7. Julieta Yelin (2019), desde la intersección entre los estudios literarios y la derivas biopolíticas del pensamiento de Michel Foucault, propone un acercamiento a diversos pasajes de la narrativa latinoamericana (Diamela Eltit, Ana Paula Maia, Maximiliano Barrientos y Daniela Tarazona, entre otros) como intervenciones singulares dentro de lo que denomina el “pensamiento del cuerpo”. Esto implica una apertura disciplinar que ayuda a comprender de qué manera los textos literarios dialogan con el pensamiento acerca de las políticas de lo viviente y cómo el cuerpo se manifiesta no solo como espacio simbólico de experimentación de sentidos sino también una perspectiva epistemológica.
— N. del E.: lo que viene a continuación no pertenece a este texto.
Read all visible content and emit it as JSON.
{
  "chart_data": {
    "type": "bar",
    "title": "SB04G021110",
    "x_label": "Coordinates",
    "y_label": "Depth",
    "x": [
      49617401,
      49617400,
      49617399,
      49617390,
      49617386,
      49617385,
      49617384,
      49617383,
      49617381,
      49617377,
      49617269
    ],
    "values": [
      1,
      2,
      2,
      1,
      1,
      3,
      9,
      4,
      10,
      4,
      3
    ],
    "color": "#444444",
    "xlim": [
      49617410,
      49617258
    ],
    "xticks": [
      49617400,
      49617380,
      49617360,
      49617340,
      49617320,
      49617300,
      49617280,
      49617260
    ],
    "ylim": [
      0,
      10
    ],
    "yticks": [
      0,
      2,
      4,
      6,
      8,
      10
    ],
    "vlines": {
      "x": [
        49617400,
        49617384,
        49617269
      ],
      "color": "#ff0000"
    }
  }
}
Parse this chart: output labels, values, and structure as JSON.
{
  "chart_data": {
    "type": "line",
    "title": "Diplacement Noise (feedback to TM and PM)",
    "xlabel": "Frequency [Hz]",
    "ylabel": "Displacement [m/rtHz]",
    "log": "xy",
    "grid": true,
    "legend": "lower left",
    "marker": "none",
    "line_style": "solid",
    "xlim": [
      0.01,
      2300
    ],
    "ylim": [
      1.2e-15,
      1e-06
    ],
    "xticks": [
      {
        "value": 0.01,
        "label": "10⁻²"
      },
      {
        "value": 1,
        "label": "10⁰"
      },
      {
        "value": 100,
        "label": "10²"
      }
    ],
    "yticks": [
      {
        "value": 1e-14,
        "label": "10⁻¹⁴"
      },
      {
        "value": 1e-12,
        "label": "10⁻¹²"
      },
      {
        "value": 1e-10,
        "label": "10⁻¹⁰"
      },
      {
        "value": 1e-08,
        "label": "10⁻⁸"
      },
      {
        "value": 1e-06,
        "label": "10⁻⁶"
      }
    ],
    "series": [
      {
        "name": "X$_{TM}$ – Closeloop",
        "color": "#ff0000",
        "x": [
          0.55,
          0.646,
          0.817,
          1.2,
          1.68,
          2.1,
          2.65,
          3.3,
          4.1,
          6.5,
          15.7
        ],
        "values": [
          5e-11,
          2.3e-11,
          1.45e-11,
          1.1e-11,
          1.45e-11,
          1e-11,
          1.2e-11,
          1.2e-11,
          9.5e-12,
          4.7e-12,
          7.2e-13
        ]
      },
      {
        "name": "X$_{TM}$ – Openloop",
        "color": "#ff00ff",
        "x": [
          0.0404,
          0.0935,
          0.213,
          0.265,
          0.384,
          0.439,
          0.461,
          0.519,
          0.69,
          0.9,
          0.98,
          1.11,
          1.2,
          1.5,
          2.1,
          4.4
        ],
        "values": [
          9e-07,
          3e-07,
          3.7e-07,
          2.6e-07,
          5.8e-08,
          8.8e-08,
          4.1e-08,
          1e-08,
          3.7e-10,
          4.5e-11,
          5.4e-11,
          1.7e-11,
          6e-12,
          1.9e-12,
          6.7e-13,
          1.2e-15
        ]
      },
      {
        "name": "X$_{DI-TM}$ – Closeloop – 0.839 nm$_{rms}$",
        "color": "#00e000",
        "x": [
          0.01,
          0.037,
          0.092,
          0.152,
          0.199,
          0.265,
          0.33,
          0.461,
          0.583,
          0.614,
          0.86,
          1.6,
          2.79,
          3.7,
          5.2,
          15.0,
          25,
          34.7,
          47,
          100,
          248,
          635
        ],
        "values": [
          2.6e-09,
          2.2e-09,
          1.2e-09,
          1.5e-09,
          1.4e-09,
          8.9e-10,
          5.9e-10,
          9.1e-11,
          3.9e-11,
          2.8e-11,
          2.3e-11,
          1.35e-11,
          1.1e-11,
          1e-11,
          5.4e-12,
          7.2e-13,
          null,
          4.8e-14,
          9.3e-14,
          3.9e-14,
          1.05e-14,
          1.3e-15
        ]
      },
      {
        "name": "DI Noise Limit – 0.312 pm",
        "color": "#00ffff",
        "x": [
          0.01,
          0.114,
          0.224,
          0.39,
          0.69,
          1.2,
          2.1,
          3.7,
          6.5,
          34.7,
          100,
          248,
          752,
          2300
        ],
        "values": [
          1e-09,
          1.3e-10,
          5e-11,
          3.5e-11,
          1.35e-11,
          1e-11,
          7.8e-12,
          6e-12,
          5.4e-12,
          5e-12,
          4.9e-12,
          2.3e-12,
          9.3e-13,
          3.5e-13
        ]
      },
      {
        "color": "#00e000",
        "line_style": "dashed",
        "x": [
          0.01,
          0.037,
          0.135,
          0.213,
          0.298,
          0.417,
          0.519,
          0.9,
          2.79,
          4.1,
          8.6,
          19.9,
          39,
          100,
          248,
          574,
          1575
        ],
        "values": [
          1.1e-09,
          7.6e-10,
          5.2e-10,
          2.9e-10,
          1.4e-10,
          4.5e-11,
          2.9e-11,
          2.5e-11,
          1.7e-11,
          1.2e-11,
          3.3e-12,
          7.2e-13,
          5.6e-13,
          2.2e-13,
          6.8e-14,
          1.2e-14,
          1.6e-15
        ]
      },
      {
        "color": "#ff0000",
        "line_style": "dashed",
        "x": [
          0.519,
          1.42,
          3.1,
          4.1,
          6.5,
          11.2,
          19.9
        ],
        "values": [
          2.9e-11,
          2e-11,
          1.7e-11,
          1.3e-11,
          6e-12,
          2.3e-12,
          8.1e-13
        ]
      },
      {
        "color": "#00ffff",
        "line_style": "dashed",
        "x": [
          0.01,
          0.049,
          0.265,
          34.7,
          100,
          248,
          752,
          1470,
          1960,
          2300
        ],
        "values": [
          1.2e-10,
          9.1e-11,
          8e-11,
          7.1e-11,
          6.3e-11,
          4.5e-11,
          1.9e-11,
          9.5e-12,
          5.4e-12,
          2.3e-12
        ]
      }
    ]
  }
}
8. “Es discutible el valor del cuento tradicional para construir la Historia de las Mujeres. Pero, sin duda, es una fuente que debe valorarse como muestra de un pensamiento y de una organización social determinados. Proponen modelos de comportamiento sobre todo a las niñas y son un instrumento para educar a las personas y para reforzar la sociedad patriarcal. Están presentes en la vida de niñas y niños y con ellos se intenta formar los modos de comportamiento de acuerdo con el pensamiento dominante, el patriarcal. Para el conocimiento de lo cotidiano en la vida de las personas, para conocer la historia de las personas que no tienen Historia, sin duda los cuentos son un referente que no debe olvidarse, pues en los valores, en los principios que en ellos se defienden, se ha educado a generaciones de niños y niñas desde siglos” (Segura Graíño, C. 2014, 240).